In 1820 or 1821, a log cabin was put up on the brow of the bluff on Indian Creek, not far from the present site of Indian Point Church. In this, a Mr. Hodge taught the first school in that vicinity. We give in detail only these earliest schools, for, by one or two years after those named were begun, schools were opened in considerable number, to that any effort at giving any further particulars would be simply ridiculous. As the school system was not adopted and put into operation by the authority of the State till as late as 1847, it follows, of course, that there were no regular districts for schools, no public funds of any amount, and, therefore, they were all run by private enterprise, and on the subscription plan. But in order that the people should not be imposed upon too egregiously, it was common for the neighborhood to select some one of their number to examine and pass on the qualifications of the applicant, giving him, if qualified, a certificate of the fact. In another part of this work, Mr. Perrin relates an incident actually occurring in the county: A gentleman applying for a certain school was sent to the proper dignitary to be examined and procure a certificate. He appeared before his honor, and was handed a Bible, opened at a chapter of genealogy in the Old testament, which, of course, was all jaw-breaking proper names. He read the chapter, when the old gentleman said, "I guess you can teach school." He then produced pen and paper and told the applicant to write a certificate. He did so, and, when done, handed it to the old gentleman for his signature. Said he, "Just sign it for me, and I will make my mark, as I can't write."

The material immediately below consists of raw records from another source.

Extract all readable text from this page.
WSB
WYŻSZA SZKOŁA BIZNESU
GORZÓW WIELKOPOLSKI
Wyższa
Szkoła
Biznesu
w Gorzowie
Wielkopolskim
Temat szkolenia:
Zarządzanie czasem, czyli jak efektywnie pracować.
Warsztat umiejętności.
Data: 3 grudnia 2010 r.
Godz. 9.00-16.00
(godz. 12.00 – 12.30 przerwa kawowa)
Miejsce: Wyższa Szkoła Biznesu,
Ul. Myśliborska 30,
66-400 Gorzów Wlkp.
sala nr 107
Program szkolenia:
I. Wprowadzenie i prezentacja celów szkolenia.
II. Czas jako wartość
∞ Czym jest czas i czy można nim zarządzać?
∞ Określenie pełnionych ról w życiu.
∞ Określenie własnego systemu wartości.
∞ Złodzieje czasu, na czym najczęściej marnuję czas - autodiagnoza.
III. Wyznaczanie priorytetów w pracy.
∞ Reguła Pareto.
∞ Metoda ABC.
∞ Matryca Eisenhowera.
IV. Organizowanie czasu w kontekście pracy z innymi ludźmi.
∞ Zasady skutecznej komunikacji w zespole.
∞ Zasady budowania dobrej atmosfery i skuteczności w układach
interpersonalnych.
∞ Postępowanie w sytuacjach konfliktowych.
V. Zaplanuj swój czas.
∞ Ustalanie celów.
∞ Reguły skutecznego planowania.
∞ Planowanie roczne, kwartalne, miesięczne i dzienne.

In some communities they were determined not to be imposed upon; as in the vicinity of Indian Point. Long before the introduction of our admirable system of school laws, a number of leading citizens constituted themselves a committee on examinations, and these examinations were close and rigid. Many were the poor fellows in ye olden time, who, after sweating for long hours in the dreadful ordeal of a cross-fire between these sturdy old farmers, were doomed at last to fail. But the result was a wholesome one to the community adopting the plan. The Indian Point school is an illustration, for they, adopting this plan in a very early day, have always had the very best of schools-the best in the entire county, perhaps.

After the adoption of the present school system, the interest in education was greatly advanced, and, at present, our districts in every part of the county are enjoying the very highest privileges. Each district has a neat and pleasant schoolhouse, furnished with every comfort and necessity. The best of teachers can be employed, and a public fund is provided to meet all the expenses. Subjoined, we give some important items from the county Superintendent's report for the year ending July 30, 1879.

There are, under twenty-one years of age, males, 3,226; females, 3,041; total, 6,267. Between the ages of six and twenty-one years, males, 2,160; females, 2,012; total, 4,172. Number of schools in the county, 63. Frame schoolhouses, 35; brick, 28. Number of teachers employed during the year, males, 58; females, 53; total, 111. Months taught by males, 327; by females, 266; total, 593. Total number of days attended, 264,043. Number unable to read and write, males, 8; females, 4; total, 12. This includes, of course, only those between six and twenty-one years. The cause, in one case, was mental incapacity; in all the others, the cause was the neglect of parents. Average wages paid to male teachers per month, $51,37; average paid to females, $34.13. State fund received, $4,650.22. Interest in public fund, $264.77. Amount of district tax levy, $14,833.16. Total sum expended in the county for school purposes during the year, $38,386.28. The county never had any normal school till during 1878, and the summer of 1879. Each term was of six weeks, and forty pupils were in attendance during each term. Each term was a decided success.